Possession Proceedings Update

The Ministry of Justice has published its quarterly figures from January to March 2021which show a decrease in landlord possession actions by an average of 76% from the same period in 2020. This is reflective of the Covid-19 pandemic, which saw England go into lockdown in March 2020 and the government introducing measures which included a stay on most possession proceedings, the lengthening of notice periods and restrictions on bailiff enforcement.  

The breakdown is as follows: 

  • Possession claims were down 74% 
  • Possession orders were down 72% 
  • Warrants were down 80% 
  • Repossessions were down 96% 

The average time from claim to repossession has increased to 57.6 weeks from 21.1 weeks in the same period in 2020. This is likely reflective of the stay on possession proceedings between 27th March 2020 and 20th September 2020 and the stay on evictions which was only lifted on 31st May 2021. 

The gradual easing of restrictions will see an increase in the number of possession claims, although it is likely the effects of the pandemic and the resulting measures that were introduced will continue to have an impact on possession proceedings for the foreseeable future, including on the court’s capacity to process the claims. 

The current notice periods as at 1st June 2021 are: 

  • Grounds 1-6, 9, 13, 15, 16 – four months’ notice 
  • Ground 12 (breach of tenancy) – four months’ notice 
  • Grounds 8, 10 or 11 (rent arrears) with less than four months’ arrears – four months’ notice (unless a breathing space has started) 
  • Grounds 8, 10 or 11 (rent arrears) where the notice is served after 1st August 2021 with less than four months’ arrears – two months’ notice (unless a breathing space has been started) 
  • Grounds 8, 10 or 11 (rent arrears) with more than four months arrears – four weeks’ notice (unless a breathing space has been started) 
  • Ground 7 (after death of tenant) – two months’ notice 
  • Ground 7B (no right to rent) Ground 14A (domestic violence), 14Z (indictable offence in a riot or 17 (false representation) – two weeks’ notice 
  • Grounds 7A (mandatory ASB/conviction) – 28 days periodic or one-month fixed term notice 
  • Ground 14 (ASB) – No notice period 

Once the relevant notice has expired, proceedings can be issued and they will progress through the court with some amendments to the usual process. 

The main changes to the process are as follows: 

  1. A Coronavirus Notice must be attached to the proceedings at issue stating as to how the Covid-19 pandemic has affected the tenant or tenants’ dependents.   
  1. The claim will be listed for a review hearing.

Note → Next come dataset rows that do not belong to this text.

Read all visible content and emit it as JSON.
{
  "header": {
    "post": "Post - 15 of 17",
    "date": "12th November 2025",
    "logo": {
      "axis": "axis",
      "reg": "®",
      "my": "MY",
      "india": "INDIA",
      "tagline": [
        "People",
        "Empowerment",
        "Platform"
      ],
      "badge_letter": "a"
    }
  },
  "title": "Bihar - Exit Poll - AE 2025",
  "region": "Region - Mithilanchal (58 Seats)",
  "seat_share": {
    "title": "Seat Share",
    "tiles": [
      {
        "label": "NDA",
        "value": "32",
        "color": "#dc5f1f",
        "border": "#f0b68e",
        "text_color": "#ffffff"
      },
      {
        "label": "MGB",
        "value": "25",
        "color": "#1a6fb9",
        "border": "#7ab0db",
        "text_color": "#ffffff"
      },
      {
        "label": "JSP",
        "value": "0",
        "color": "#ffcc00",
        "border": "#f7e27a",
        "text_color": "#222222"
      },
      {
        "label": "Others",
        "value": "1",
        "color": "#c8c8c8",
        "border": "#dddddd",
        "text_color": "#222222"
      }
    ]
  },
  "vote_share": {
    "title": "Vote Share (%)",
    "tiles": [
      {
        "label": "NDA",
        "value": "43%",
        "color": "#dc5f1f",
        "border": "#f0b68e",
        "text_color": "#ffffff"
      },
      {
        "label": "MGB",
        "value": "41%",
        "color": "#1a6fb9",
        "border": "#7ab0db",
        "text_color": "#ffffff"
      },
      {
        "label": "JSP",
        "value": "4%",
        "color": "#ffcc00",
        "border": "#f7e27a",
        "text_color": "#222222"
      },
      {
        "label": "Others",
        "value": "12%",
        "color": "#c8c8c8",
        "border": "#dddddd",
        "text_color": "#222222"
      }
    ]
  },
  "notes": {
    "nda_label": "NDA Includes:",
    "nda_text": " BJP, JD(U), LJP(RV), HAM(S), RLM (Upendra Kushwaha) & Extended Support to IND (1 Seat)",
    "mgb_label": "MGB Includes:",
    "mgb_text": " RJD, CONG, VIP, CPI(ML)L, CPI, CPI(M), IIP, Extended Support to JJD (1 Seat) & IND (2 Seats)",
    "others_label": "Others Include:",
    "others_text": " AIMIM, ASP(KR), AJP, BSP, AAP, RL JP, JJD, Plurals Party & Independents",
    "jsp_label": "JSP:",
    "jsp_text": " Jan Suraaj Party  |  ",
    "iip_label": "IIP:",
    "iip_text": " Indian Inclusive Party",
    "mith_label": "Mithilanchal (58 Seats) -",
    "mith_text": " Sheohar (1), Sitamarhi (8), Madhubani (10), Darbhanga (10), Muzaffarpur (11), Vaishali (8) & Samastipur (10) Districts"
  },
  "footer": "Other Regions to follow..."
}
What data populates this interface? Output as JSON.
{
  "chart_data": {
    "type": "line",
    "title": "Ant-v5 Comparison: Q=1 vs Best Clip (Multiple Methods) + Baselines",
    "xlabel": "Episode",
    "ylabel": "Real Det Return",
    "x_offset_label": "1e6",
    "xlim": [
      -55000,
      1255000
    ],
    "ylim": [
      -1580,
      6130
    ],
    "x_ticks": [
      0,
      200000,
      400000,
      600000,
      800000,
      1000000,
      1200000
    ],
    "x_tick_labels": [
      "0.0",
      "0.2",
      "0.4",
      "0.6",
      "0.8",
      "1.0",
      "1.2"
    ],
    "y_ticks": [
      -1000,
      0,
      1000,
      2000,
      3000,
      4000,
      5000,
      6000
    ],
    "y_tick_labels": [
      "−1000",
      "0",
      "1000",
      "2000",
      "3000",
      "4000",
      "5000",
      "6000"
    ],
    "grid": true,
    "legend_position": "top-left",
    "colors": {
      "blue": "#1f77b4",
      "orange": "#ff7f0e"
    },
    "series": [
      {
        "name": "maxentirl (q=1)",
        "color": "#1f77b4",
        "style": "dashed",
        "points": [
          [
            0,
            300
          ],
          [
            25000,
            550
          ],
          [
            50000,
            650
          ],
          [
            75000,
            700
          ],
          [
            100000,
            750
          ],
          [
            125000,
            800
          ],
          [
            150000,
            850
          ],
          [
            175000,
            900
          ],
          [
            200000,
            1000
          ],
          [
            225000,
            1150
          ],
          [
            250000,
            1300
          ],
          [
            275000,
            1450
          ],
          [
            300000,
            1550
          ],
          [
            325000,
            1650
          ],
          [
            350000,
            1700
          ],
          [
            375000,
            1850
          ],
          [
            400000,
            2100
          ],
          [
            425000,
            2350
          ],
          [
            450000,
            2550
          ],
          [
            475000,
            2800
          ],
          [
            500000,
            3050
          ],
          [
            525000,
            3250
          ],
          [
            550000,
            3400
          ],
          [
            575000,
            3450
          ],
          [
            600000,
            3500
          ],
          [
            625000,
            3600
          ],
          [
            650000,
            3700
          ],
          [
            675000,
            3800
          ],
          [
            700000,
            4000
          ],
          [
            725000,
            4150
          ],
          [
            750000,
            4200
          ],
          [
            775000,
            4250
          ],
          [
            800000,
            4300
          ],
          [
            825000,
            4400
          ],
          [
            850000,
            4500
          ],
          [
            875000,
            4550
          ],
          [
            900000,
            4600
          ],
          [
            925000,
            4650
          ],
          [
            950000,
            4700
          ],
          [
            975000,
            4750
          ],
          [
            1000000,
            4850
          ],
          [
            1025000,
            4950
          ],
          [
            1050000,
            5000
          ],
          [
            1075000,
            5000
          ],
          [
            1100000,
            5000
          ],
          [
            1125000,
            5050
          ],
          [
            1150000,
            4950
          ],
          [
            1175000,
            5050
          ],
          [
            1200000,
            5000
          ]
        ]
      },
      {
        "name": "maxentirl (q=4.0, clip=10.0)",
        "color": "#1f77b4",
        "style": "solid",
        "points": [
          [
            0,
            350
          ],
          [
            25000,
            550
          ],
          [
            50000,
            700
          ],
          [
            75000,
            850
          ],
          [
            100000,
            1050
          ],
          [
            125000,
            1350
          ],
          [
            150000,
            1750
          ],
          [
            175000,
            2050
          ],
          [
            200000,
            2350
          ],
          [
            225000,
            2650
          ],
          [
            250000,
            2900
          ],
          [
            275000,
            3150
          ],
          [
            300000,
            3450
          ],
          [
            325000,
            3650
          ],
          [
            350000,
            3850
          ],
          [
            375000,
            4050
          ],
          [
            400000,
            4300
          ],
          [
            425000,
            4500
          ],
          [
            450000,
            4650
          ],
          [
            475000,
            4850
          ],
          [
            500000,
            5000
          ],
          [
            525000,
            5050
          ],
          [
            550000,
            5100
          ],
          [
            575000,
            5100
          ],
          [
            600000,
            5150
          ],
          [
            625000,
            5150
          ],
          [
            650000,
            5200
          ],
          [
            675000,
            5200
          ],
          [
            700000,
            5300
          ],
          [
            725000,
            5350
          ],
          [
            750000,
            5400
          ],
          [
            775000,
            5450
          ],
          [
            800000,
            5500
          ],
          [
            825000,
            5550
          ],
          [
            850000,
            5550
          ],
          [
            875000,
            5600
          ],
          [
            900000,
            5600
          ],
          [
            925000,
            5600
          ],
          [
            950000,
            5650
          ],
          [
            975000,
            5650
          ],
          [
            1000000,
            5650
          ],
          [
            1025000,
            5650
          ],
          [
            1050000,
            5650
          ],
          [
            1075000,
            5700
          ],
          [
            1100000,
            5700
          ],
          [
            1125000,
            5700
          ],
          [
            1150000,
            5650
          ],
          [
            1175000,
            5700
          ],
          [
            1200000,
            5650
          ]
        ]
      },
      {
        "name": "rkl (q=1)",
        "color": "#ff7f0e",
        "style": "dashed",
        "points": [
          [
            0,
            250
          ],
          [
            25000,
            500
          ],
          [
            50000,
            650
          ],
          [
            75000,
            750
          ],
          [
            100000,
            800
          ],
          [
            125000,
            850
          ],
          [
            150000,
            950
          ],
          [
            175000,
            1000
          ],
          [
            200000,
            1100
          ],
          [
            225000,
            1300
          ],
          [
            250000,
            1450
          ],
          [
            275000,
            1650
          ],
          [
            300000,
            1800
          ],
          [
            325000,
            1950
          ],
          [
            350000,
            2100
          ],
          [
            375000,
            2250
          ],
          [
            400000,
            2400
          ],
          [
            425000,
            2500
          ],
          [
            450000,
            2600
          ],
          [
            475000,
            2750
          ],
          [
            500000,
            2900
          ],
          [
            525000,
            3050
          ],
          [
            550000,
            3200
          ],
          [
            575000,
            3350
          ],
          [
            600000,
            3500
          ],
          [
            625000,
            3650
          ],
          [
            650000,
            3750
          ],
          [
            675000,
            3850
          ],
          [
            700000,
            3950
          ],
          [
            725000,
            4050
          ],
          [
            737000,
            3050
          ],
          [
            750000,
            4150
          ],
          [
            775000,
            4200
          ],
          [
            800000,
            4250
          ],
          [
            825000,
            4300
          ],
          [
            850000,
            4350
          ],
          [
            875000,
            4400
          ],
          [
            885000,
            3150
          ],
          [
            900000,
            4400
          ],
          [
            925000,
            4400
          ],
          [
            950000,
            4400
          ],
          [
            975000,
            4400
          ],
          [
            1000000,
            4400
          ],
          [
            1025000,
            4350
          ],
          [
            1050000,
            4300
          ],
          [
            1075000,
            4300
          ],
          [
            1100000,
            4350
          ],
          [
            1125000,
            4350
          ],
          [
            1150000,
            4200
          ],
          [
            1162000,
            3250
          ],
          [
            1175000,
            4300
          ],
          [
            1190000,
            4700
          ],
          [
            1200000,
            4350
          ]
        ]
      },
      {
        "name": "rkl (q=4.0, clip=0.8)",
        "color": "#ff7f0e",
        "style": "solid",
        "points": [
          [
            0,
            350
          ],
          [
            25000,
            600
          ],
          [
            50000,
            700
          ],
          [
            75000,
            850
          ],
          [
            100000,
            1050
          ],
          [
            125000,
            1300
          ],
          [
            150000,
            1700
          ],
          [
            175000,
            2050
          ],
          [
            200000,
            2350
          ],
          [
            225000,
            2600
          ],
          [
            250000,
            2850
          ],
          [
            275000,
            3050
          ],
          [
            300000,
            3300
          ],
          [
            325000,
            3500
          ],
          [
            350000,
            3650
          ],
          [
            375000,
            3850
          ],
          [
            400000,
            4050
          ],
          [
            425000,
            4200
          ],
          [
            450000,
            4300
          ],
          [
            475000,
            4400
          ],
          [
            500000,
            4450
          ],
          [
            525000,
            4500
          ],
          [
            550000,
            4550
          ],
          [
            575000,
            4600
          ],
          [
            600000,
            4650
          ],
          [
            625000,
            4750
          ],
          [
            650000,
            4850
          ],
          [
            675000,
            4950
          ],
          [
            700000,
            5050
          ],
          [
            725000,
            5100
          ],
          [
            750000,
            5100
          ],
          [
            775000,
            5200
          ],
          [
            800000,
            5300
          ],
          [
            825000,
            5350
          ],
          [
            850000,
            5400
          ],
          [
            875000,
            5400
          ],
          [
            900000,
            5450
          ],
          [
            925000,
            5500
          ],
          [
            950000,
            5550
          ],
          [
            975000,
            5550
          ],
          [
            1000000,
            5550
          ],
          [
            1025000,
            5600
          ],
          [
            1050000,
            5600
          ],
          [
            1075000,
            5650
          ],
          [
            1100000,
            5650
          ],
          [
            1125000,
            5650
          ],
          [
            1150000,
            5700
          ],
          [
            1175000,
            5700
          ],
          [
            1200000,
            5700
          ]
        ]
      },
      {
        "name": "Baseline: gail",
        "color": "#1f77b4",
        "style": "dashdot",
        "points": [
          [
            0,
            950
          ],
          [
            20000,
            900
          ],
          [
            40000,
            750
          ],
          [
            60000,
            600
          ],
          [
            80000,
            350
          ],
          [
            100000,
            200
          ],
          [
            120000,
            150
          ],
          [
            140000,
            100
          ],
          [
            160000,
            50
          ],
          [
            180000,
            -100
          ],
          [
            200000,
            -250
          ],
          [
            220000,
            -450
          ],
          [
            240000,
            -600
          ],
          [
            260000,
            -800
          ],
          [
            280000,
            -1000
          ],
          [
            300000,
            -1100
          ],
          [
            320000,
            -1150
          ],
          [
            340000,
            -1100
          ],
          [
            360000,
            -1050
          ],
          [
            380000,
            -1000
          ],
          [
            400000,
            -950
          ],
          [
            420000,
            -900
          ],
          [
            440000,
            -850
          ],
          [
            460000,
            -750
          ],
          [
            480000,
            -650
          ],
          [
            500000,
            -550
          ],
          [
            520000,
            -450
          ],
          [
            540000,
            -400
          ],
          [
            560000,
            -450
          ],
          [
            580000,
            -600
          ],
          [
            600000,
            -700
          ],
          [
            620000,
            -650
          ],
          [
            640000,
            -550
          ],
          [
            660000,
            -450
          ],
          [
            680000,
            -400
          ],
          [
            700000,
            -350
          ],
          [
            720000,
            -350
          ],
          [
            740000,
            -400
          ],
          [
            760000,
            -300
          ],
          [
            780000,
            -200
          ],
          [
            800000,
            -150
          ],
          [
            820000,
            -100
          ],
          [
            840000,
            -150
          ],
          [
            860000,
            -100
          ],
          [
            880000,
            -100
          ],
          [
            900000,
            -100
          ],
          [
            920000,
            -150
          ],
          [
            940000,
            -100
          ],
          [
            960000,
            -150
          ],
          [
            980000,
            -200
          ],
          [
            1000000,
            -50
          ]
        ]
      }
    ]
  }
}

This will not be an attended hearing, but the parties should be available should the judge need to discuss the claim when undertaking the review. The new mediation service may be offered at the review.   
  1. At least 14 days prior to the review hearing contact details should be provided to the court along with an electronic bundle of the relevant documents. These should also be provided to the tenant which must be confirmed to the court. 
  1. Following the review hearing a substantive hearing will be listed. At the substantive hearing two copies of a Pre-action Protocol and Coronavirus Notice should be brought to court and a copy of the Notice served on the tenant 14 days before the hearing.